Jacaerys Velaryon
    c.ai

    You could hear it—the soft sounds of anguish behind closed doors, the quiet sobs of despair tugging at your distant heartstrings. Jacaerys, now sitting at the edge of his bed, slumped over with tears running down his cheeks, his expression crumpled in a way that tore at the soul. His chest tightened, his nails biting into his palms, struggling to hold it all in. His clothing still reeked of the icy air from the North, stiff and unkempt, untouched since the day prior. His throat bobbed, swallowing down his pain—Luke, his sweet little brother, gone from this world, and taken from him.

    It had only been a sennight; how could this happen? He was still breathing, standing there beside him, it felt like. It was as though his mind refused to accept the truth. The news of Lucerys’ tragedy had come to him by raven at the Wall. The words written by his mother still burned in memory. Even now, the day before his brother’s service, Jacaerys still could not fathom how it had happened.
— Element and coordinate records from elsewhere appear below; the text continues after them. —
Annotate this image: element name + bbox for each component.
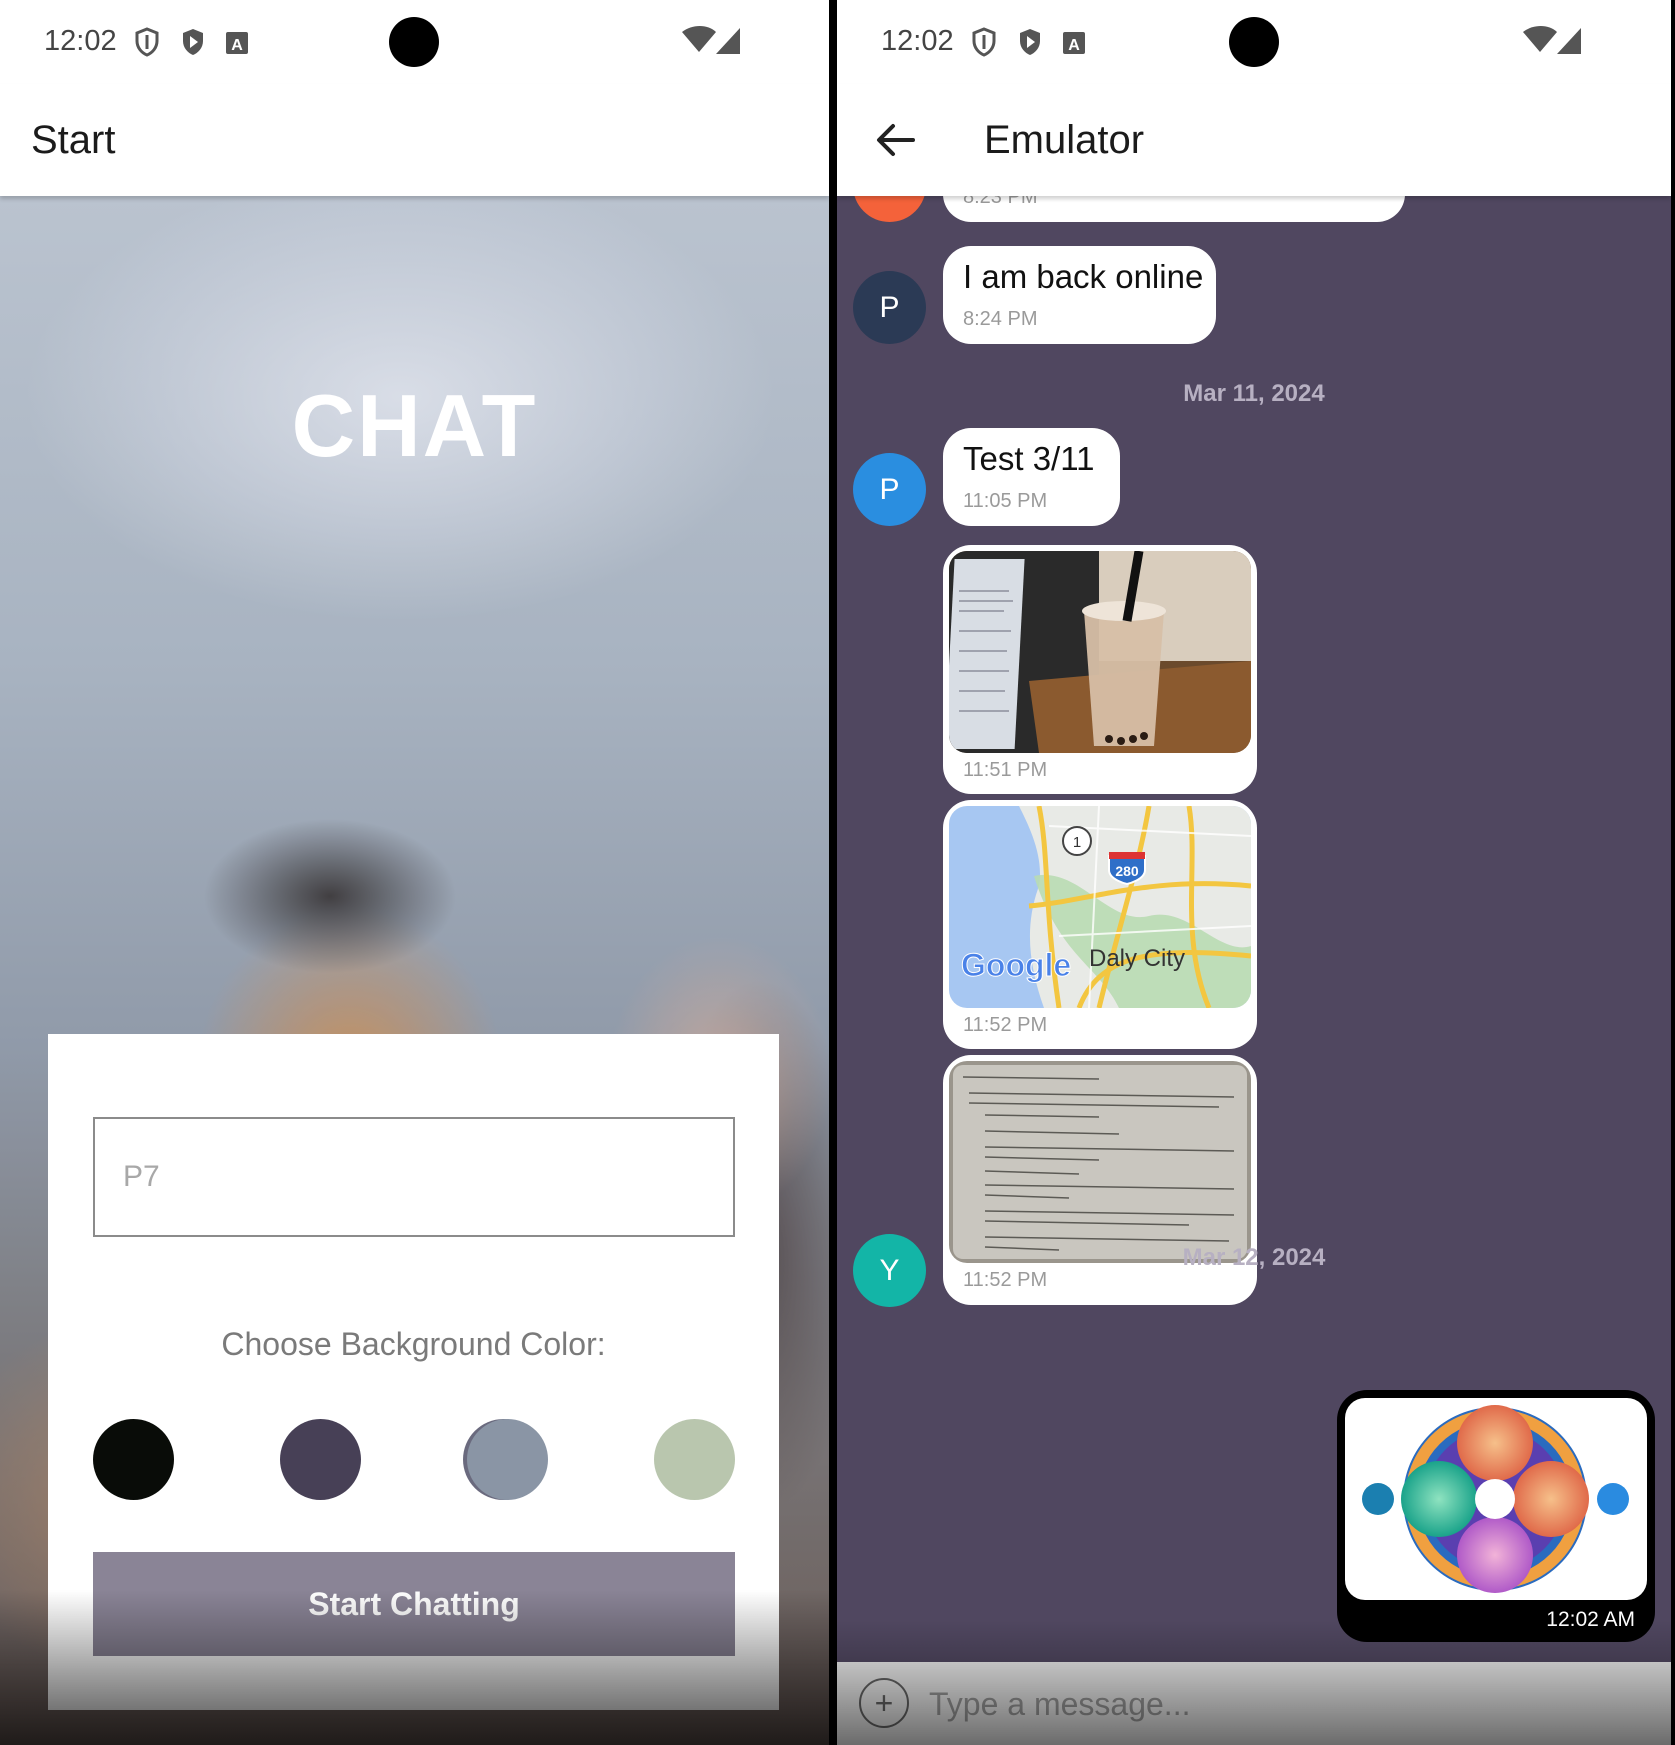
google-logo: Google — [961, 947, 1071, 983]
app-bar: Emulator — [837, 84, 1671, 196]
message-time: 11:52 PM — [963, 1014, 1048, 1036]
front-camera — [1229, 17, 1279, 67]
message-time: 11:05 PM — [963, 490, 1048, 512]
message-bubble: Test 3/11 11:05 PM — [943, 428, 1120, 526]
text-a-icon: A — [226, 32, 248, 54]
shield-outline-icon — [972, 27, 996, 57]
avatar: P — [853, 453, 926, 526]
start-screen: 12:02 A Start CHAT Choose Background Col… — [0, 0, 829, 1745]
city-label: Daly City — [1089, 945, 1185, 972]
status-bar: 12:02 A — [0, 0, 829, 84]
date-separator: Mar 11, 2024 — [1183, 380, 1325, 407]
map-view[interactable]: 1 280 Daly City Google — [949, 806, 1251, 1008]
chat-screen: 12:02 A Emulator 8:23 PM P I am back onl… — [837, 0, 1671, 1745]
back-arrow-icon[interactable] — [873, 118, 917, 162]
svg-text:A: A — [1068, 37, 1080, 54]
wifi-signal-icon — [682, 26, 740, 54]
avatar: P — [853, 271, 926, 344]
page-title: Start — [31, 118, 116, 162]
message-photo[interactable] — [949, 551, 1251, 753]
message-time: 11:51 PM — [963, 759, 1048, 781]
message-photo[interactable] — [1345, 1398, 1647, 1600]
message-time: 12:02 AM — [1546, 1608, 1635, 1631]
app-bar: Start — [0, 84, 829, 196]
text-a-icon: A — [1063, 32, 1085, 54]
message-composer: + — [837, 1662, 1671, 1745]
wifi-signal-icon — [1523, 26, 1581, 54]
start-card: Choose Background Color: Start Chatting — [48, 1034, 779, 1710]
message-text: I am back online — [963, 258, 1204, 295]
shield-play-icon — [183, 29, 203, 55]
message-text: Test 3/11 — [963, 440, 1095, 477]
message-photo[interactable] — [949, 1061, 1251, 1263]
date-separator: Mar 12, 2024 — [1182, 1244, 1326, 1271]
app-title: CHAT — [291, 376, 538, 475]
color-swatch-gray-blue[interactable] — [467, 1419, 548, 1500]
image-message[interactable]: 11:51 PM — [943, 545, 1257, 794]
message-time: 11:52 PM — [963, 1269, 1048, 1291]
status-time: 12:02 — [881, 25, 954, 57]
svg-text:A: A — [231, 37, 243, 54]
message-bubble: I am back online 8:24 PM — [943, 246, 1216, 344]
start-chatting-button[interactable]: Start Chatting — [93, 1552, 735, 1656]
color-swatch-purple[interactable] — [280, 1419, 361, 1500]
message-time: 8:24 PM — [963, 308, 1038, 330]
route-280-label: 280 — [1115, 863, 1139, 879]
route-1-label: 1 — [1073, 834, 1081, 851]
color-swatch-sage[interactable] — [654, 1419, 735, 1500]
color-swatch-black[interactable] — [93, 1419, 174, 1500]
color-label: Choose Background Color: — [221, 1326, 606, 1362]
location-message[interactable]: 1 280 Daly City Google 11:52 PM — [943, 800, 1257, 1049]
front-camera — [389, 17, 439, 67]
message-input[interactable] — [929, 1676, 1629, 1732]
shield-play-icon — [1020, 29, 1040, 55]
chat-title: Emulator — [984, 118, 1145, 162]
status-time: 12:02 — [44, 25, 117, 57]
status-bar: 12:02 A — [837, 0, 1671, 84]
shield-outline-icon — [135, 27, 159, 57]
name-input[interactable] — [93, 1117, 735, 1237]
own-image-message[interactable]: 12:02 AM — [1337, 1390, 1655, 1642]
add-attachment-icon[interactable]: + — [859, 1678, 909, 1728]
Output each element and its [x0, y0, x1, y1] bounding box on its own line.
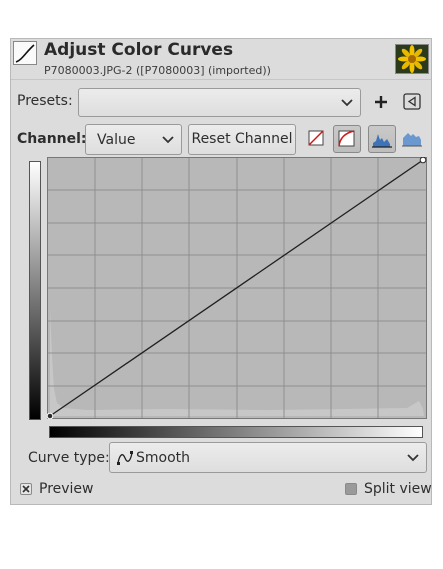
plus-icon[interactable]: [373, 94, 389, 110]
curve-point-end: [419, 157, 427, 164]
channel-label: Channel:: [17, 131, 87, 147]
channel-combo[interactable]: Value: [85, 124, 182, 155]
split-view-checkbox[interactable]: [345, 483, 357, 495]
log-histogram-icon: [402, 133, 422, 147]
dialog-header: Adjust Color Curves P7080003.JPG-2 ([P70…: [11, 39, 431, 80]
chevron-down-icon: [162, 136, 174, 144]
chevron-down-icon: [407, 454, 419, 462]
curve-point-start: [47, 412, 54, 419]
channel-value: Value: [97, 132, 136, 148]
presets-combo[interactable]: [78, 88, 361, 117]
image-thumbnail: [395, 44, 429, 74]
curve-type-combo[interactable]: Smooth: [109, 442, 427, 473]
linear-curve-button[interactable]: [303, 125, 331, 153]
curve-type-value: Smooth: [136, 450, 191, 466]
triangle-left-menu-icon[interactable]: [403, 93, 421, 110]
dialog-subtitle: P7080003.JPG-2 ([P7080003] (imported)): [44, 64, 271, 77]
curves-dialog: Adjust Color Curves P7080003.JPG-2 ([P70…: [10, 38, 432, 505]
smooth-curve-icon: [117, 451, 133, 465]
vertical-gradient-bar: [29, 161, 41, 420]
dialog-title: Adjust Color Curves: [44, 40, 234, 60]
linear-histogram-button[interactable]: [368, 125, 396, 153]
linear-histogram-icon: [372, 134, 392, 148]
preview-checkbox[interactable]: [20, 483, 32, 495]
curve-icon: [13, 41, 37, 65]
curve-type-label: Curve type:: [28, 450, 110, 466]
log-curve-icon: [338, 130, 355, 147]
curve-graph[interactable]: [47, 157, 427, 419]
split-view-label[interactable]: Split view: [364, 481, 432, 497]
horizontal-gradient-bar: [49, 426, 423, 438]
log-histogram-button[interactable]: [399, 125, 427, 153]
checkmark-x-icon: [22, 485, 30, 493]
chevron-down-icon: [341, 99, 353, 107]
preview-label[interactable]: Preview: [39, 481, 94, 497]
presets-label: Presets:: [17, 93, 73, 109]
reset-channel-button[interactable]: Reset Channel: [188, 124, 296, 155]
log-curve-button[interactable]: [333, 125, 361, 153]
linear-curve-icon: [308, 130, 324, 146]
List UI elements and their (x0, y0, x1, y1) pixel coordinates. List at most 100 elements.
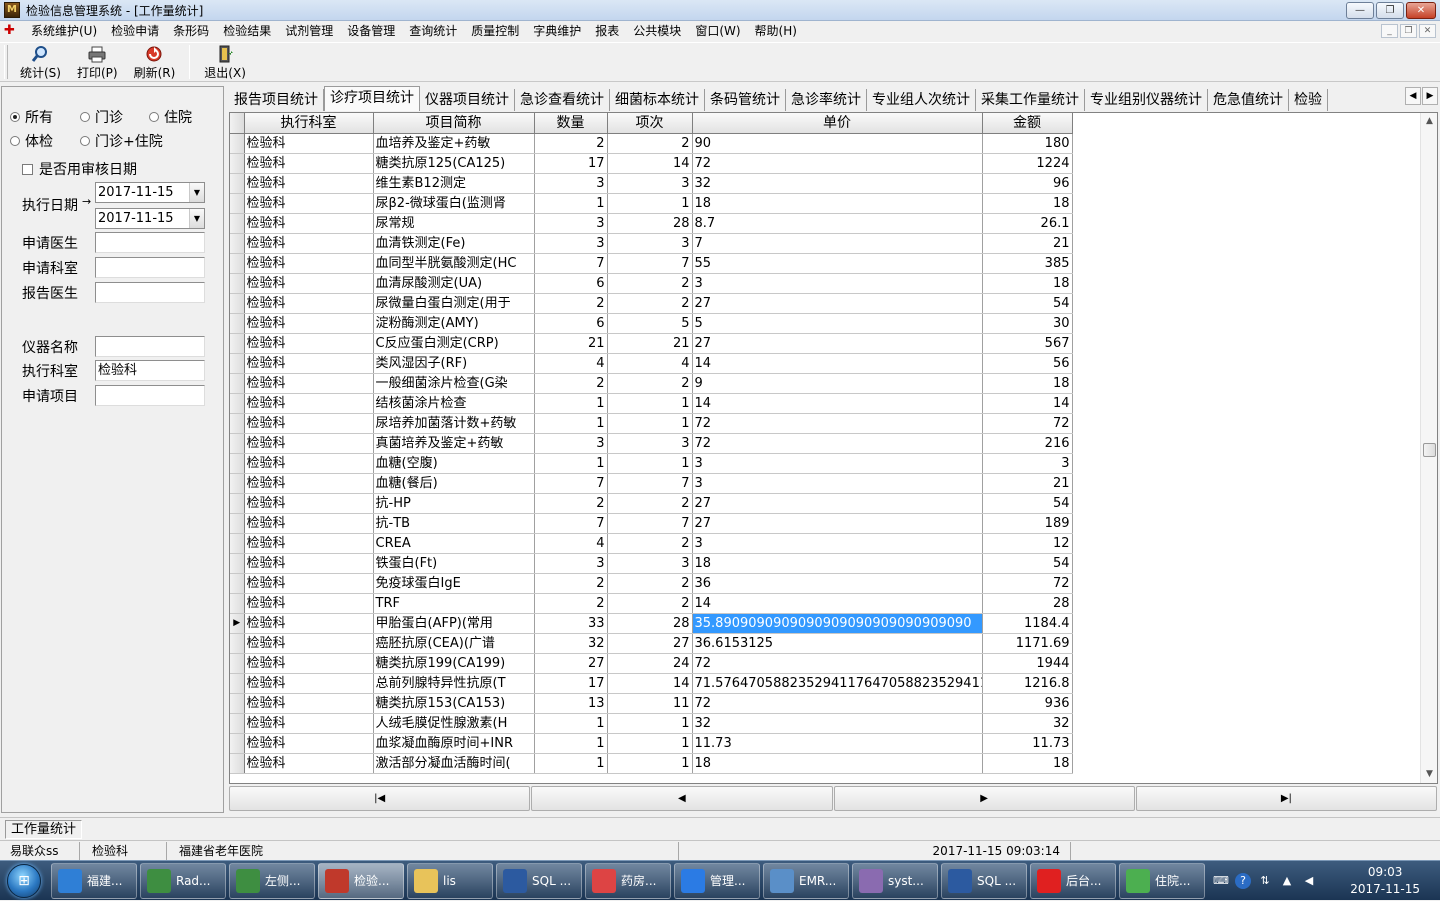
row-selector[interactable] (230, 673, 245, 694)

He wished to shout, to curse the skies and burn everything in his path… but he could not.

    With trembling hands, Jacaerys buried his face into his palms, his shoulders shaking as his jaw fell slack in a silent cry; and from the distance, the faint, mournful screech of Vermax echoed beneath the floorboards. The beast felt his rider’s pain, mirroring his anguish, his sorrow, and his hatred. For the dragon, too, had lost his brother. The Vermax’s cries seemed to pierce through the walls, a haunting lament that only deepened Jacaerys’ torment.

    His chest rose and fell in quick succession, the tips of his fingers tingling as his head lifted from his palms. The boy who had always been at his side was now gone. His closest companion, a fellow dragonrider, his brother. Taken from him, as though ripped away by fate’s cruel hand. Not even a body remained to mourn, only scraps of clothing and the shattered remnants of Arrax’s wing. The torment of imagining Luke’s final moments, the terror his little brother must have faced, clawed at him like a beast, tearing him apart from within. He should have been the one to fly to Storm’s End, not Lucerys. It was his fault, he knew it to be true.